Not only is the definition of a "non-compete clause" very broad, but the definition of "workers" is also expansive and includes more than just employees. Independent contractors and even unpaid interns are considered “workers” for purposes of the proposed rule. Moreover, the FTC does not distinguish by job function or earning levels. However, the term “workers” does not apply to franchisees since the Commission considers the relationship between a franchisor and a franchisee to be similar to a relationship between two businesses.

Though the proposal is essentially a categorical ban on non-compete clauses, the Commission permits a limited sale of business exception. Employers may temporarily restrict owners or partners who are selling their company from re-entering the field. However, the exception only applies to individuals who have a substantial ownership interest in the company.

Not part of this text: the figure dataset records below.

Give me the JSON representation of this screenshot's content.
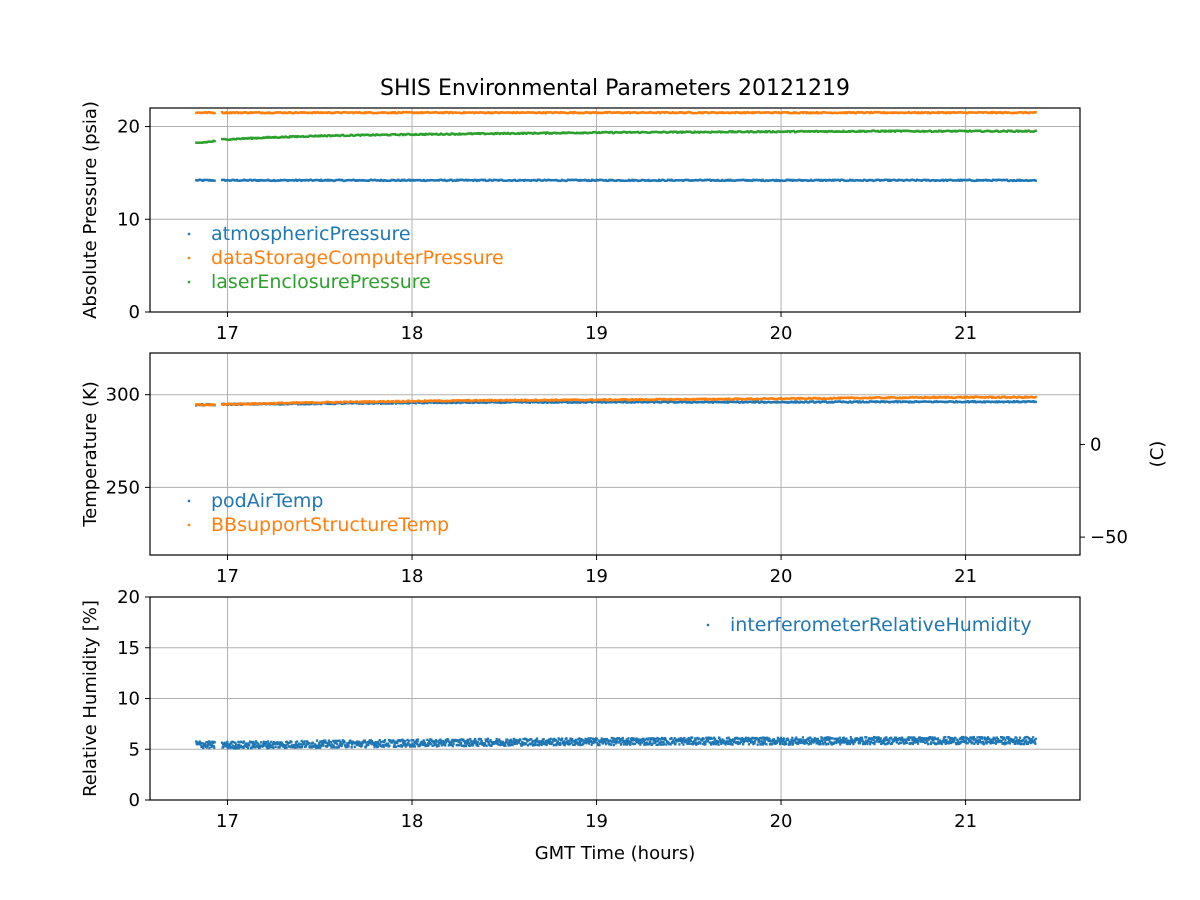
{
  "title": "SHIS Environmental Parameters 20121219",
  "colors": {
    "blue": "#1f77b4",
    "orange": "#ff7f0e",
    "green": "#2ca02c"
  },
  "chart_data": [
    {
      "type": "scatter",
      "ylabel": "Absolute Pressure (psia)",
      "xlim": [
        16.58,
        21.62
      ],
      "ylim": [
        0,
        22
      ],
      "xticks": [
        17,
        18,
        19,
        20,
        21
      ],
      "yticks": [
        0,
        10,
        20
      ],
      "grid": true,
      "legend_position": "lower-left",
      "series": [
        {
          "name": "atmosphericPressure",
          "color": "#1f77b4",
          "x": [
            16.83,
            16.92,
            16.97,
            17.5,
            18.0,
            18.5,
            19.0,
            19.5,
            20.0,
            20.5,
            21.0,
            21.38
          ],
          "y": [
            14.2,
            14.2,
            14.2,
            14.2,
            14.2,
            14.2,
            14.2,
            14.2,
            14.2,
            14.2,
            14.2,
            14.2
          ]
        },
        {
          "name": "dataStorageComputerPressure",
          "color": "#ff7f0e",
          "x": [
            16.83,
            16.92,
            16.97,
            17.5,
            18.0,
            18.5,
            19.0,
            19.5,
            20.0,
            20.5,
            21.0,
            21.38
          ],
          "y": [
            21.5,
            21.5,
            21.5,
            21.5,
            21.5,
            21.5,
            21.5,
            21.5,
            21.5,
            21.5,
            21.5,
            21.5
          ]
        },
        {
          "name": "laserEnclosurePressure",
          "color": "#2ca02c",
          "x": [
            16.83,
            16.92,
            16.97,
            17.2,
            17.5,
            18.0,
            18.5,
            19.0,
            19.5,
            20.0,
            20.5,
            21.0,
            21.38
          ],
          "y": [
            18.2,
            18.4,
            18.6,
            18.8,
            19.0,
            19.15,
            19.25,
            19.35,
            19.4,
            19.45,
            19.5,
            19.5,
            19.5
          ]
        }
      ]
    },
    {
      "type": "scatter",
      "ylabel": "Temperature (K)",
      "ylabel_right": "(C)",
      "xlim": [
        16.58,
        21.62
      ],
      "ylim": [
        213.5,
        322.5
      ],
      "xticks": [
        17,
        18,
        19,
        20,
        21
      ],
      "yticks": [
        250,
        300
      ],
      "yticks_right": [
        -50,
        0
      ],
      "grid": true,
      "legend_position": "lower-left",
      "series": [
        {
          "name": "podAirTemp",
          "color": "#1f77b4",
          "x": [
            16.83,
            16.92,
            16.97,
            17.5,
            18.0,
            18.5,
            19.0,
            19.5,
            20.0,
            20.5,
            21.0,
            21.38
          ],
          "y": [
            294.5,
            294.5,
            294.8,
            295.2,
            295.6,
            295.9,
            296.0,
            296.0,
            296.0,
            296.1,
            296.2,
            296.2
          ]
        },
        {
          "name": "BBsupportStructureTemp",
          "color": "#ff7f0e",
          "x": [
            16.83,
            16.92,
            16.97,
            17.5,
            18.0,
            18.5,
            19.0,
            19.5,
            20.0,
            20.5,
            21.0,
            21.38
          ],
          "y": [
            294.5,
            294.5,
            294.8,
            295.8,
            296.5,
            297.0,
            297.2,
            297.5,
            297.8,
            298.3,
            298.6,
            298.6
          ]
        }
      ]
    },
    {
      "type": "scatter",
      "ylabel": "Relative Humidity [%]",
      "xlabel": "GMT Time (hours)",
      "xlim": [
        16.58,
        21.62
      ],
      "ylim": [
        0,
        20
      ],
      "xticks": [
        17,
        18,
        19,
        20,
        21
      ],
      "yticks": [
        0,
        5,
        10,
        15,
        20
      ],
      "grid": true,
      "legend_position": "upper-right",
      "series": [
        {
          "name": "interferometerRelativeHumidity",
          "color": "#1f77b4",
          "x": [
            16.83,
            16.92,
            16.97,
            17.5,
            18.0,
            18.5,
            19.0,
            19.5,
            20.0,
            20.5,
            21.0,
            21.38
          ],
          "y": [
            5.5,
            5.4,
            5.4,
            5.5,
            5.6,
            5.7,
            5.75,
            5.8,
            5.8,
            5.85,
            5.85,
            5.85
          ]
        }
      ]
    }
  ]
}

If the non-compete ban becomes a final, enforceable rule, employers could face significant compliance requirements. To ensure compliance with the regulation, employers would need to rescind existing non-compete agreements and decide whether to replace the agreements with alternatives, such as non-disclosure agreements. The final rule would include a safe harbor, allowing employers to comply with the rescission requirement by providing notice of the rescission to their workers. Thus, employers could notify current employees and former employees (if their contact information was readily available) that they had removed any existing non-compete agreements within 45 days after actually rescinding the agreements. In addition, the final rule would provide model language that employers could use to satisfy the notice requirement. Lastly, employers would be prohibited from enforcing non-compete agreements going forward. While employers would no longer be able to protect their investments through the use of non-compete agreements, employers would still be able to enforce trade secret agreements, non-solicitation agreements, and non-disclosure agreements.

It is not a foregone conclusion that the FTC’s proposed rule will become effective, as it is likely that the FTC will face significant legal challenges. In fact, the United States Chamber of Commerce has already weighed in on the issue, indicating that the proposed rule will likely be challenged under the "major questions doctrine." The major questions doctrine requires Congress to speak clearly when empowering agencies to regulate issues of great political or economic significance. If a court decides that the non-compete rule is a major question, because it concerns a matter of economic or political significance, the FTC will need to establish that it had clear Congressional authorization to issue the regulation. Recently, the United States Supreme Court embraced the major questions doctrine in the 2022 case West Virginia v. Environmental Protection Agency, in which the Court held that the EPA’s requirement that energy producers shift from fossil fuels to renewable sources constituted a major question; therefore the EPA’s action was unauthorized. Even if a court holds that the FTC does have Congressional authority to issue the rule, the rule may be challenged under the "non-delegation doctrine" as an impermissible delegation of legislative power. Pursuant to the non-delegation doctrine, Congress may not delegate its legislative power to another branch of the government like the FTC, an independent agency.

The FTC is currently accepting input related to the proposed Non-Compete Clause Rule from members of the public. It is important that employers are aware of their opportunity to provide commentary because the proposal lists several less restrictive alternatives to the categorical ban on non-compete clauses, such as applying different standards for different types of workers. Comments must be submitted within 60 days. The final rule, absent a successful challenge during the interim period, would take effect 180 days after the final version was published.